User BaseData FocusKey Data PointsPrimary Goal
0 - 10,000FoundationalDemographics, Policy Choice, Basic User InputBuild a working pricing model
10,000 - 100,000EnrichmentGovernment APIs, Partner Data, Health Records (with consent)Refine risk segmentation
100,000+BehaviouralTelematics (Driving), Wearables (Health), App UsageEnable dynamic pricing & fraud detection

Sourcing Quality Data for Your Insurtech in India

Finding that initial set of 10,000 clean profiles can feel like a challenge. But there are several smart ways to acquire the data you need without breaking the bank.

First, look at public datasets. The Indian government provides a wealth of anonymized data through various portals. Resources like the National Family Health Survey can give you broad demographic insights, while transport ministry data can provide statistics on vehicle accidents. This data can help calibrate your initial models.

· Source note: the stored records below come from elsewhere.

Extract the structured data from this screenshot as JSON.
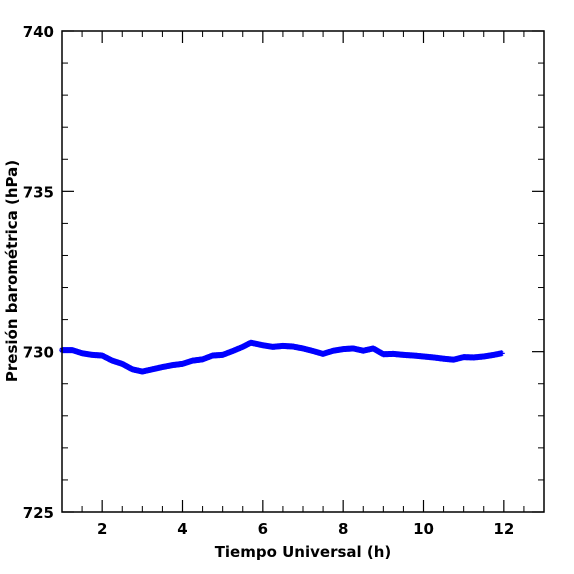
{
  "chart_data": {
    "type": "line",
    "xlabel": "Tiempo Universal (h)",
    "ylabel": "Presión barométrica (hPa)",
    "xlim": [
      1,
      13
    ],
    "ylim": [
      725,
      740
    ],
    "x_ticks": [
      2,
      4,
      6,
      8,
      10,
      12
    ],
    "y_ticks": [
      725,
      730,
      735,
      740
    ],
    "x_tick_labels": [
      "2",
      "4",
      "6",
      "8",
      "10",
      "12"
    ],
    "y_tick_labels": [
      "725",
      "730",
      "735",
      "740"
    ],
    "grid": false,
    "marker": "star",
    "series": [
      {
        "color": "#0000ff",
        "points": [
          [
            1.0,
            730.05
          ],
          [
            1.25,
            730.05
          ],
          [
            1.5,
            729.95
          ],
          [
            1.75,
            729.9
          ],
          [
            2.0,
            729.88
          ],
          [
            2.25,
            729.72
          ],
          [
            2.5,
            729.62
          ],
          [
            2.75,
            729.45
          ],
          [
            3.0,
            729.38
          ],
          [
            3.25,
            729.45
          ],
          [
            3.5,
            729.52
          ],
          [
            3.75,
            729.58
          ],
          [
            4.0,
            729.62
          ],
          [
            4.25,
            729.72
          ],
          [
            4.5,
            729.76
          ],
          [
            4.75,
            729.88
          ],
          [
            5.0,
            729.9
          ],
          [
            5.25,
            730.02
          ],
          [
            5.5,
            730.15
          ],
          [
            5.7,
            730.28
          ],
          [
            6.0,
            730.2
          ],
          [
            6.25,
            730.15
          ],
          [
            6.5,
            730.18
          ],
          [
            6.75,
            730.16
          ],
          [
            7.0,
            730.1
          ],
          [
            7.25,
            730.02
          ],
          [
            7.5,
            729.93
          ],
          [
            7.75,
            730.03
          ],
          [
            8.0,
            730.08
          ],
          [
            8.25,
            730.1
          ],
          [
            8.5,
            730.03
          ],
          [
            8.75,
            730.1
          ],
          [
            9.0,
            729.92
          ],
          [
            9.25,
            729.93
          ],
          [
            9.5,
            729.9
          ],
          [
            9.75,
            729.88
          ],
          [
            10.0,
            729.85
          ],
          [
            10.25,
            729.82
          ],
          [
            10.5,
            729.78
          ],
          [
            10.75,
            729.75
          ],
          [
            11.0,
            729.83
          ],
          [
            11.25,
            729.82
          ],
          [
            11.5,
            729.85
          ],
          [
            11.75,
            729.9
          ],
          [
            11.95,
            729.95
          ]
        ]
      }
    ]
  }
}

Next, consider data partnerships. You can collaborate with other companies that serve a similar audience. For example, a health insurtech could partner with a gym chain or a digital pharmacy. The key is to ensure complete transparency and always obtain explicit user consent before sharing any data.

You should also explore the IRDAI's Regulatory Sandbox. This program allows startups to test innovative products on a limited number of customers in a controlled environment. It is a fantastic way to collect real-world data and validate your models before a full-scale launch. You can find more details on the IRDAI official website.

The Real Cost Isn't Just Storage

Thinking about data costs purely in terms of storage is a mistake. The bigger expenses lie elsewhere.

Data Cleaning and Structuring is a major cost. Raw data is almost always messy and inconsistent. You will spend significant time and money on engineers and tools to clean, label, and prepare your data so that your models can use it.

Compliance is another growing expense. India's Digital Personal Data Protection (DPDP) Act imposes strict rules on how companies collect, store, and process user information. You will need to invest in legal advice, consent management systems, and robust security infrastructure to avoid heavy penalties.

Finally, the biggest cost is talent. Good data scientists, analysts, and engineers are in high demand. The real investment is in the people who can turn raw data into valuable business insights. Your team is your most important data asset.

You don't need to be a data giant to succeed in insurtech. Start small, focus on a specific problem, and build a high-quality dataset. Grow your data strategy in phases as your company scales. The future of insurance in India will be defined by those who are smartest with their data, not necessarily those who have the most.

Frequently Asked Questions

What is the minimum data needed for an insurtech startup?
An insurtech startup can begin building its initial risk models with a clean, focused dataset of 10,000 to 50,000 customer profiles for a single product line.
Why is data quality more important than quantity for insurtech?
High-quality, relevant data allows for more accurate risk assessment and pricing models. A small, clean dataset is far more valuable than a large, messy one that can lead to flawed conclusions.
What are alternative data sources for insurtech in India?
Besides direct user input, Indian insurtechs can use public government data, partner with other digital platforms (with consent), and leverage data from telematics devices or health apps to enrich their models.
How does India's data privacy law affect insurtech?
The Digital Personal Data Protection (DPDP) Act requires insurtech companies to be transparent about data collection, obtain explicit user consent, and implement strong security measures, adding to compliance costs.